Is it just a loner-guy monologue, or a buddy-barracks movie? No. Though he is single but previously married, there is a woman in the picture. While somewhat younger, she is in a comparably vulnerable spot of aging, loneliness and dwindling options. The man is irresponsible, but does he realize that he is then feel guilty? Yes, and to demonstrate that we have the long-abandoned daughter, and boy is she still sore.

Maybe 2008 had a hundred movies like this that we missed, but last weekend I saw two (regular towns get the Oscar-contending and small movies in late winter). Wanna guess?

OK, Last Chance Harvey. Dustin Hoffman’s Harvey Shine has spent essentially his entire working life composing commercial jingles. Emma Thompson is the sad but hopeful love interest. The estranged adult daughter stays in the background, but her few lines are key.

Well-read or well-movied folks should have thought I meant The Wrestler. Indeed, that was the other flick. Mickey Rourke plays Randy “the Ram” Robinson. Marisa Tomei is the sad but hopeful love interest. The estranged adult daughter has maybe three significant scenes.

Sure, the reviews are spot-on. The Wrestler is remarkable. Last Chance Harvey should have gone straight to video. My Beloved though enjoyed the latter and won’t go near a movie like Rourke’s. I don’t mean to slight the differences. Hoffman’s jingle writing is sketched in, and Rourke’s rope-a-dope is as authentic and thorough as any documentary could hope to be. Thompson is a market researcher, not that we focus much on that. Tomei is a stripper and we get to hang around the club quite a bit.

There’s a couple good things about Harvey, though. First, a great interchange between Harvey and his nose-up ex-wife, outside their daughter’s wedding rehearsal dinner. “Why’d you hook up with me back then?” he asks, and she answers, “Because I thought you were fun.” Then he asks about her successful second husband, “Why did he go for you?” and she answers, “Because he thought I was fun.”

The second thing is Hoffman now shows up in regular movies, no longer just Major Motion Pictures. His proud, angry, confused, should’ve-stopped-at-two-drinks toast to the young couple proves the character a bright but not brilliant man who plays piano far better than talks. As far as magnetism, Thompson and Hoffman showed it better in much less screen time in Stranger Than Fiction.

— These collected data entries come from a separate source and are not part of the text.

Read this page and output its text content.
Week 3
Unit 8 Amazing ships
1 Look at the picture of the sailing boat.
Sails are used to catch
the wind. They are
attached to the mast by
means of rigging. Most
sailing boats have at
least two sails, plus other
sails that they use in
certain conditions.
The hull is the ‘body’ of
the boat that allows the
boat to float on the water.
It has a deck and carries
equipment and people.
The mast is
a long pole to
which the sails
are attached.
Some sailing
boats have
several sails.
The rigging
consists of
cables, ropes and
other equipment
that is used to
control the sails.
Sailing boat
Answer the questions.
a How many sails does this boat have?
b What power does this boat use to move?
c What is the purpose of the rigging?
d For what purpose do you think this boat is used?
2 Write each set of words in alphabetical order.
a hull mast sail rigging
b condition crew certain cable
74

Rourke likewise has a big speech, to the fans before the climactic match. The film does have a predictable Rocky arc — and the similarities between showgirls and rasslers are painted thickly and often — but otherwise it deserves every rave. Rourke should win the Oscar for best actor. Acting Oscars often go for the emotive roles, and this would be one but Rourke never overacts.

Brick has addressed plain-folk characters in books and movies: “I don’t need fiction to be stocked with people better than me or just like me, but blockheads try my patience. Movies about dopes are intolerable, too.”

Both of these movies prove to be exceptions, because their creators did not patronize either the characters or the stories. Hoffman’s authenticity overcame the weak script. Both Rourke and Robert D. Siegel’s screenplay honored the backstage reality of this unaccountable but enduring world, with its violence, drug use and moral relativism — complete with a character seeing Jesus  as portrayed in Passion of the Christ being just like a wrestler.

Unexpected double features add profundities. Ready for a Kate Winslet Revolutionary Reader?